Clifton Webb was one of the few gay actors to appear in decidedly heterosexual character roles, most notably the devoted husband who fathered twelve children in “Cheaper by the Dozen”. Obsessively proper, correct and well-mannered, he lived his bachelor life as close to being openly gay as any leading actor in Hollywood could be. Although he lived with his mother until her death in 1960, Webb threw lavish parties and enjoyed the company of young men who gathered poolside at his pink stucco house in Beverly Hills. His friends included many member of the gay circles in the film industry: Noël Coward, Cole Porter, actor Monty Woolley, director George Cukor, stage and costume designer Oliver Messel, film director Irving Rapper, actors William Hanes and Jimmie Shields, among others.

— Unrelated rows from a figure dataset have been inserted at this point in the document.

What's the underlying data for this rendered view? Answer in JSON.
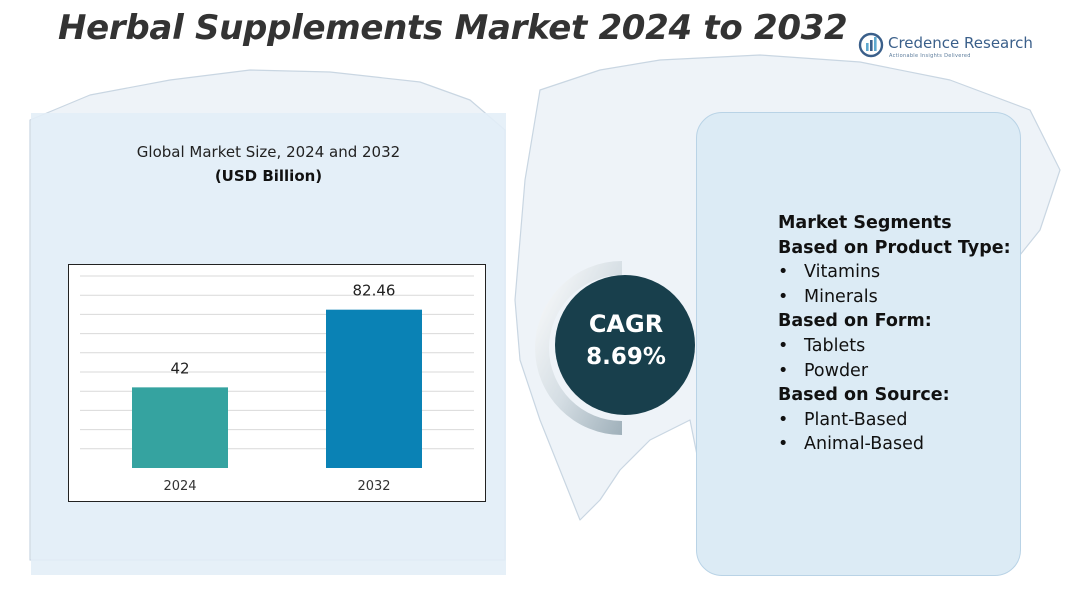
{
  "header": {
    "title": "Herbal Supplements Market 2024 to 2032",
    "logo_name": "Credence Research",
    "logo_tagline": "Actionable Insights Delivered"
  },
  "chart_panel": {
    "heading": "Global Market Size, 2024 and 2032",
    "unit": "(USD Billion)"
  },
  "chart_data": {
    "type": "bar",
    "categories": [
      "2024",
      "2032"
    ],
    "values": [
      42,
      82.46
    ],
    "value_labels": [
      "42",
      "82.46"
    ],
    "title": "Global Market Size, 2024 and 2032",
    "ylabel": "(USD Billion)",
    "xlabel": "",
    "ylim": [
      0,
      100
    ],
    "grid": true,
    "colors": [
      "#35a3a0",
      "#0a82b5"
    ]
  },
  "cagr": {
    "label": "CAGR",
    "value": "8.69%"
  },
  "segments": {
    "title": "Market Segments",
    "groups": [
      {
        "heading": "Based on Product Type:",
        "items": [
          "Vitamins",
          "Minerals"
        ]
      },
      {
        "heading": "Based on Form:",
        "items": [
          "Tablets",
          "Powder"
        ]
      },
      {
        "heading": "Based on Source:",
        "items": [
          "Plant-Based",
          "Animal-Based"
        ]
      }
    ]
  },
  "colors": {
    "panel_bg": "#e2eef7",
    "cagr_circle": "#183f4c",
    "bar_2024": "#35a3a0",
    "bar_2032": "#0a82b5",
    "title_text": "#333333",
    "brand": "#3a5f8a"
  }
}
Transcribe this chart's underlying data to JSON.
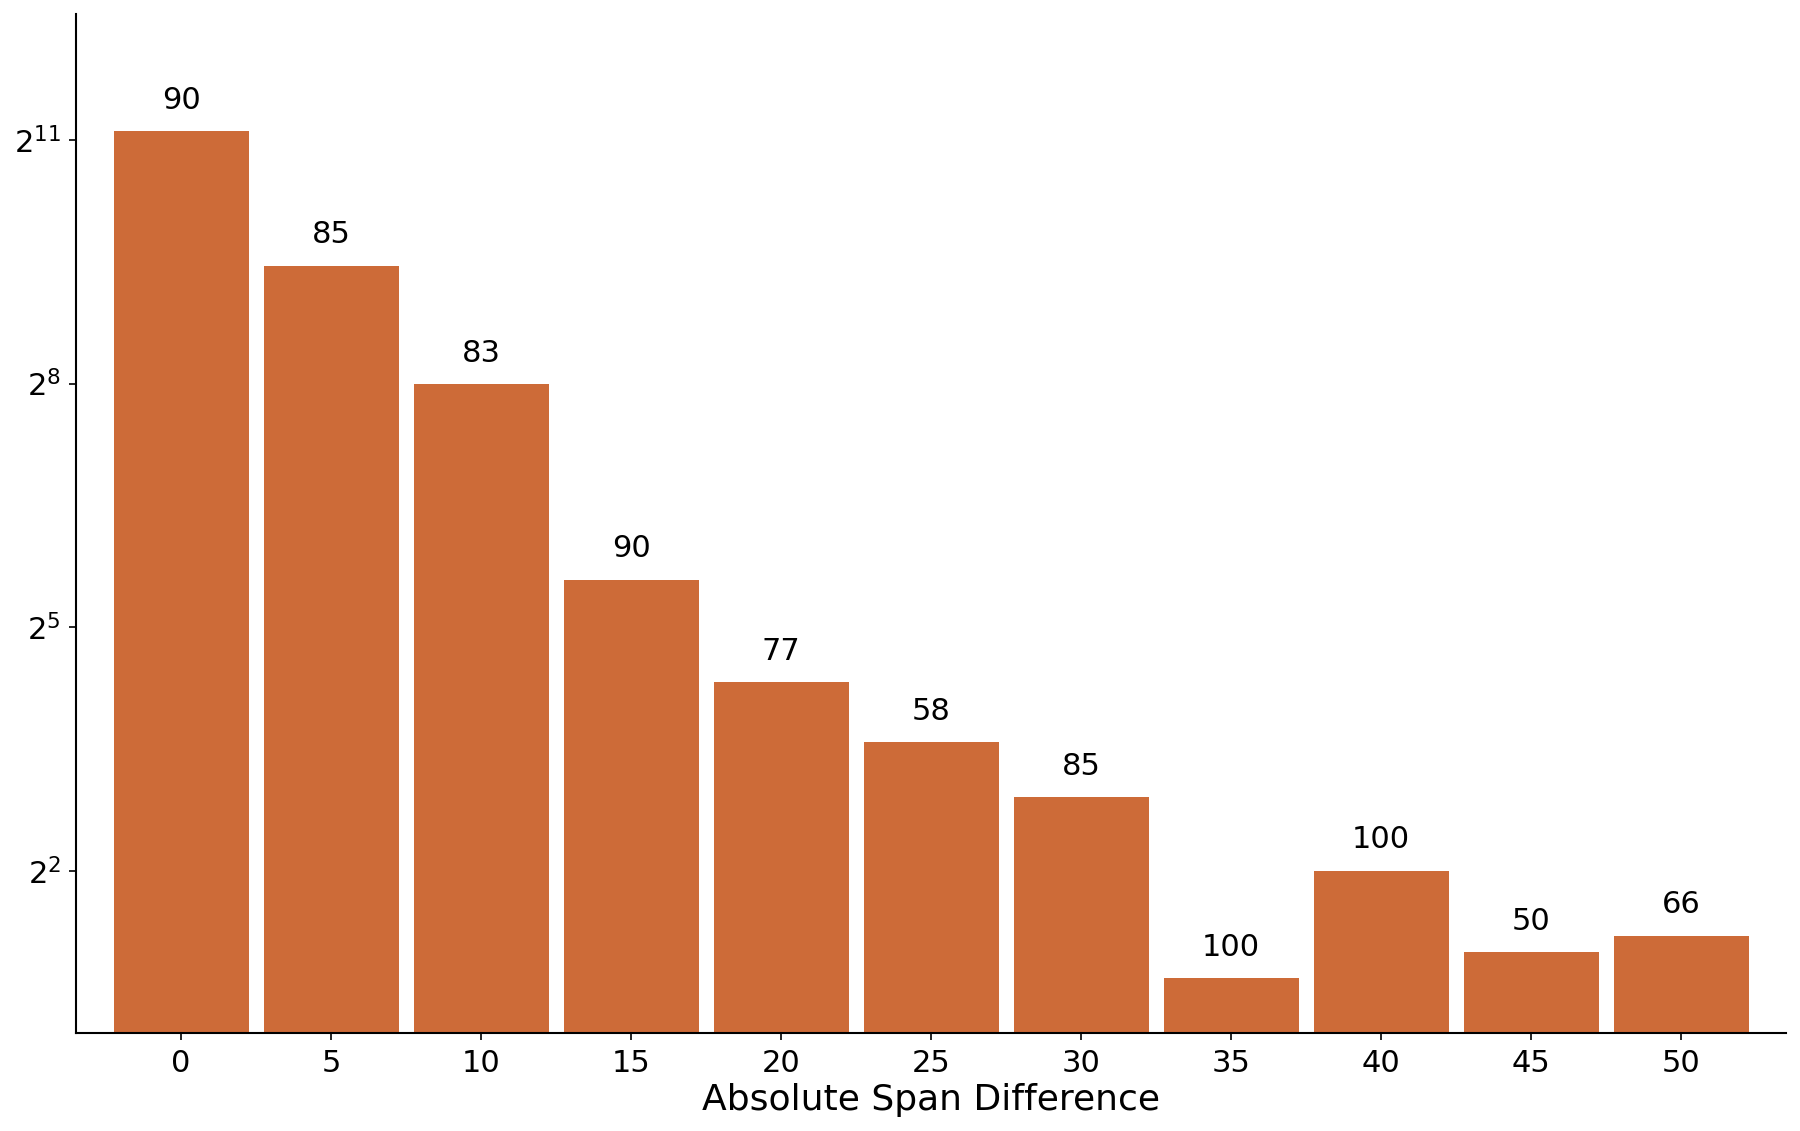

Due to health issues, Webb spent the last five years of his life as a recluse at his home in Beverly Hills. He suffered a fatal heart attack, at the age of seventy-six, at his home on the 13th of October in 1966. He is interred in a crypt in the Abbey of the Psalms at Hollywood Forever Cemetery, alongside his mother. For his contributions to the motion picture industry, Webb was honored with a star on the Hollywood Walk of Fame located at 6850 Hollywood Boulevard. An archive of his papers, including typed manuscripts, notes, correspondences, financial records and Webb’s last will and testament, is housed at the Margaret Herrick Library of the Academy of Motion Pictures and Sciences.

Note: Clifton Webb’s portrayal of the character Mr. Lynn Belvedere was the model for the “Mr. Peabody” character in the animated cartoon series “Rocky and Bullwinkle and Friends”, which ran from November of 1959 to June of 1964.